4) For this particular problem, you may assume that there is no acceleration or deceleration of the expansion of the Universe due to gravity or any kind of cosmological constant (just trying to keep it simple). Today, when the Universe has an age of about 12 billion years, we can draw a Hubble relation as below. Suppose Astronomers are alive 12 billion years in the future (so age of the U at that time would be 24 billion years) and draw a Hubble diagram based on the data they observe at that time. Would it look different? If so, show on the diagram how it would change. If it wouldnąt look different, just write "no change" on the diagram. In either case, justify your answer in 2-3 sentences.

(Helpful hint: Think about the diagram of the car race...how does it look after 1 hour? After 2 hours?)

5) The problem of dark matter is important, as we saw in the previous section, for helping to explain the rotation curve of spiral galaxies, among other things. It turns out that the dark matter is also important for determining the ultimate fate of the Universe, so our studies have taken on new importance in recent decades.

a) (10 pts) One effort to find dark matter has been the search for Low Surface Brightness (LSB) galaxies. Though we have discovered some of these galaxies, many Astronomers believe there are lots more to be found. Explain why.

b) (4 pts) Why do we need measure the amount of dark matter in the Universe in order to accurately predict the ultimate fate of the Universe?

6) In the past five years or so, many Astronomers have come to accept the observations that show the Universe apparently contains some sort of "Cosmological Constant" (CC), or repulsive force that pushes galaxies apart.

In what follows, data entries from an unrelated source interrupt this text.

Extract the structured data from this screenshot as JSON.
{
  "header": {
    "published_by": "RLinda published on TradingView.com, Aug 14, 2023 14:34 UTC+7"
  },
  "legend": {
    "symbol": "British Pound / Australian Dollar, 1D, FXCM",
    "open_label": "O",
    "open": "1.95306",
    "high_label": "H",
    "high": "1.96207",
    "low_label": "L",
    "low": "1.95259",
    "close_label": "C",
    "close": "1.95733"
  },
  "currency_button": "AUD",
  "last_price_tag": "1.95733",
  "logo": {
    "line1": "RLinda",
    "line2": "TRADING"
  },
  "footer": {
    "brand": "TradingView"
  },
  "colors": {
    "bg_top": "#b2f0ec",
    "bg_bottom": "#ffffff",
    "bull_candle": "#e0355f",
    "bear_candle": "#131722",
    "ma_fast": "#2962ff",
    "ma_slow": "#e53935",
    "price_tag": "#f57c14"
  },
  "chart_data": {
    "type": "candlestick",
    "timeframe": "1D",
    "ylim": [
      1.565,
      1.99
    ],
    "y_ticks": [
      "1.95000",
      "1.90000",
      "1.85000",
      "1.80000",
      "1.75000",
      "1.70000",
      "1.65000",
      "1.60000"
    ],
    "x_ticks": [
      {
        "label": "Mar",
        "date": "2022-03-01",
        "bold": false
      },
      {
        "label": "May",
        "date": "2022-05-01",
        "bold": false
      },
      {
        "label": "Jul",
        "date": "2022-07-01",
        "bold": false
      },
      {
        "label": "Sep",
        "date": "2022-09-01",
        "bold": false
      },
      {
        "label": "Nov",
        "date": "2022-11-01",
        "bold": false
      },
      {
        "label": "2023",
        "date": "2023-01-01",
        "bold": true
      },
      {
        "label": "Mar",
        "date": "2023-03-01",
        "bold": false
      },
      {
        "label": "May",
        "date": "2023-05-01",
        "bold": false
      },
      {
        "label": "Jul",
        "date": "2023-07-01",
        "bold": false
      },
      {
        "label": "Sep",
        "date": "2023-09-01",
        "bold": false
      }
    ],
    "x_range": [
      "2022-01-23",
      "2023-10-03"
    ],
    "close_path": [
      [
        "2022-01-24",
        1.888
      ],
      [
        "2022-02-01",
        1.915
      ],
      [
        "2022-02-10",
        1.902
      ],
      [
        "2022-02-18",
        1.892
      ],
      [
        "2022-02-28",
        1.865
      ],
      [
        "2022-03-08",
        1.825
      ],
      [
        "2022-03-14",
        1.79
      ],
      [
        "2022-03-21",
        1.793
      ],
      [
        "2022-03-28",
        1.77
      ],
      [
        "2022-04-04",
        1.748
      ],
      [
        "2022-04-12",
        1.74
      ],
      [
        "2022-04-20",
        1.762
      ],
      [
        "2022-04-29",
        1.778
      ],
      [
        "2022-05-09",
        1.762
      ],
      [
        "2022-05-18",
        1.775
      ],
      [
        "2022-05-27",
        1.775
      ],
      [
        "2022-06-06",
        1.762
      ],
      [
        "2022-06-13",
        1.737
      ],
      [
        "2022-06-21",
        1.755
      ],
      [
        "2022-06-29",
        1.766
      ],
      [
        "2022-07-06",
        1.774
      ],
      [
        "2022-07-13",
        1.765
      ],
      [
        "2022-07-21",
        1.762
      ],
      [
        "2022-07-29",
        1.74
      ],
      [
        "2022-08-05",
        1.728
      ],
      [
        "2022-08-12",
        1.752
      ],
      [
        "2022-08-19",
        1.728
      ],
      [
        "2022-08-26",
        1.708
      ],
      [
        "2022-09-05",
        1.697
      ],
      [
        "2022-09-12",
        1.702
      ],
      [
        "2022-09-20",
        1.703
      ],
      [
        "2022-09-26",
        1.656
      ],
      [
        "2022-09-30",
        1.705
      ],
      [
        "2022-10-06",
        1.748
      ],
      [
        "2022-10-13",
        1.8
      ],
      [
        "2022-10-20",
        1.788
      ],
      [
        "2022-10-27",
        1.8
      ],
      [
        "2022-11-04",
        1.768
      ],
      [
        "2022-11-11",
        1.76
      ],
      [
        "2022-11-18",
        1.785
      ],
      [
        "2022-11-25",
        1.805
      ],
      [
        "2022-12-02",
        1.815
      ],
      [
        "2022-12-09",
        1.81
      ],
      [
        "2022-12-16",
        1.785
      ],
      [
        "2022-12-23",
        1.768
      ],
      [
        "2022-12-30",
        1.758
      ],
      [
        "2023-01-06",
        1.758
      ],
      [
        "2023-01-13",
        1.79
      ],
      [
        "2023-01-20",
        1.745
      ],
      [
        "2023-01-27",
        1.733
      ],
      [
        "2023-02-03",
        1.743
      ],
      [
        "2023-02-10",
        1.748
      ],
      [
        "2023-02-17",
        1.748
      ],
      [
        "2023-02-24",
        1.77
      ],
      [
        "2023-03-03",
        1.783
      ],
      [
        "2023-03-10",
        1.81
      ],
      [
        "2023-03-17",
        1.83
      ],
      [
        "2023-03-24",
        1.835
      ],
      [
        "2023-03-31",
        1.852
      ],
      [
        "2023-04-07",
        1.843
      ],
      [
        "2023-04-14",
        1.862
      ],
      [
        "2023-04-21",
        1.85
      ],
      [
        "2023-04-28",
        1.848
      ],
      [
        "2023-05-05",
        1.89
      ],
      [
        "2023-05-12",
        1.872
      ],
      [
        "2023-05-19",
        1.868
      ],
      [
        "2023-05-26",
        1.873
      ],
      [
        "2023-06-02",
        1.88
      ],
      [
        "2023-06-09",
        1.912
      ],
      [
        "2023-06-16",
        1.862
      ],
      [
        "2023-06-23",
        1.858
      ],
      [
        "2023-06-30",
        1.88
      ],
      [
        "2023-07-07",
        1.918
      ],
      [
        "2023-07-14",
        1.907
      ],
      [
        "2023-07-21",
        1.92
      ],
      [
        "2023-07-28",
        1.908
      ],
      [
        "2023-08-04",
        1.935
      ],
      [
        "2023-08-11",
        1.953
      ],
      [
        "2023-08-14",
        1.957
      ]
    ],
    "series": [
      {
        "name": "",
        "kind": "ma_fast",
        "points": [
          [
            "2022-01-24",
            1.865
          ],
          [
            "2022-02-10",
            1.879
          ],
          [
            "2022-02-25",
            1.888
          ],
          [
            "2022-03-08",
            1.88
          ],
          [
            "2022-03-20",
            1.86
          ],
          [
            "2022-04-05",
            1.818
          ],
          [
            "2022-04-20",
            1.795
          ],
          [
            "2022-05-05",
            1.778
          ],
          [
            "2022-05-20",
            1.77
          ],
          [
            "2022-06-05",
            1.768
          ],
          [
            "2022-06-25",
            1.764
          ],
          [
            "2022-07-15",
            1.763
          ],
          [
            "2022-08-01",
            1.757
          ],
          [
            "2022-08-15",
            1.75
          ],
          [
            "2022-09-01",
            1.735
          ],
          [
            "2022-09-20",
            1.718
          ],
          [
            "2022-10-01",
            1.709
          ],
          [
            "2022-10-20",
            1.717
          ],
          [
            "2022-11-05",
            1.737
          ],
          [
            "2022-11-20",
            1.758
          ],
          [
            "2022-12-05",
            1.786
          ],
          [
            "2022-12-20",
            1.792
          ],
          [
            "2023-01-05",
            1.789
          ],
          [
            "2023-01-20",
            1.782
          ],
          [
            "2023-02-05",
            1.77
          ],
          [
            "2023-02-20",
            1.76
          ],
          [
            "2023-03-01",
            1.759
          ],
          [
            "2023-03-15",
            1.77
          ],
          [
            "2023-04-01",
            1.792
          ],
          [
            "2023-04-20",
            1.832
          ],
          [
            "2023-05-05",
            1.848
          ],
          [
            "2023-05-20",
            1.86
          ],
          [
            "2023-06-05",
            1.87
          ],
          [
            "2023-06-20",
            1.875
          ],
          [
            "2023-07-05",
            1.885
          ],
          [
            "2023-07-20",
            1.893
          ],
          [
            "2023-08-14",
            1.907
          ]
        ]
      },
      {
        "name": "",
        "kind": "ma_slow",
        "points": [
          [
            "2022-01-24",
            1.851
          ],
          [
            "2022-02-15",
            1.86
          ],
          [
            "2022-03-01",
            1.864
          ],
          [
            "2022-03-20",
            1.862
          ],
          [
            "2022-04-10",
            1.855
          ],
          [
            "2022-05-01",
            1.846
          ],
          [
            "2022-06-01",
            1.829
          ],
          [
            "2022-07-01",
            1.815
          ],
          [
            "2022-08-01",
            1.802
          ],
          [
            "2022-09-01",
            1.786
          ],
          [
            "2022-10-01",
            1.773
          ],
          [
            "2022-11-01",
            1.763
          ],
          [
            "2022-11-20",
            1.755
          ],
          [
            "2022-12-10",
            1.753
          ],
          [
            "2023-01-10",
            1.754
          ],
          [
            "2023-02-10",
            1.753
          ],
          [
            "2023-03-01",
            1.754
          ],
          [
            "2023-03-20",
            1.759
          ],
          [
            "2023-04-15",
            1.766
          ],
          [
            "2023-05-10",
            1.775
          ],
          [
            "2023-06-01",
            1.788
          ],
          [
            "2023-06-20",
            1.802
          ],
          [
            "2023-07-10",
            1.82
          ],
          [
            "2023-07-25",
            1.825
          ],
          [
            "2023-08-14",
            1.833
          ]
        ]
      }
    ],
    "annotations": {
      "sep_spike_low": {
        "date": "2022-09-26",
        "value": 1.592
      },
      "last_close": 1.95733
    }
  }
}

a) (7 pts) Briefly describe the evidence in favor of a CC in the most accurate Hubble diagrams.

b) (7 pts) If there were no CC in the Universe, no repulsive force, would the Hubble diagram look linear, or would it have some sort of up or down curvature? Justify your answer.

7) One of the more remarkable facts about the Cosmic Background Radiation (CBR) is that it has a spectrum that is almost identical in all directions on the sky, that of a continuous radiator with a characteristic temperature of about 2.7 degrees Kelvin.

a) (7 pts) Explain why the identical appearance of the CBR in all directions is difficult to explain using the "standard" laws of Physics.

b) (7 pts) Explain how the theory of inflation "solves" this problem and explains the appearance of the CBR.

8) Quasars have the highest absolute luminosities of any object in the visible Universe, and we use them to study conditions during the early Universe, a few billion years after the Big Bang.

a) (6 pts) Explain how we know that quasars have such high absolute luminosities.

b) (8 pts) Explain the evidence that leads us to believe that quasars have very small sizes, much smaller than typical galaxies.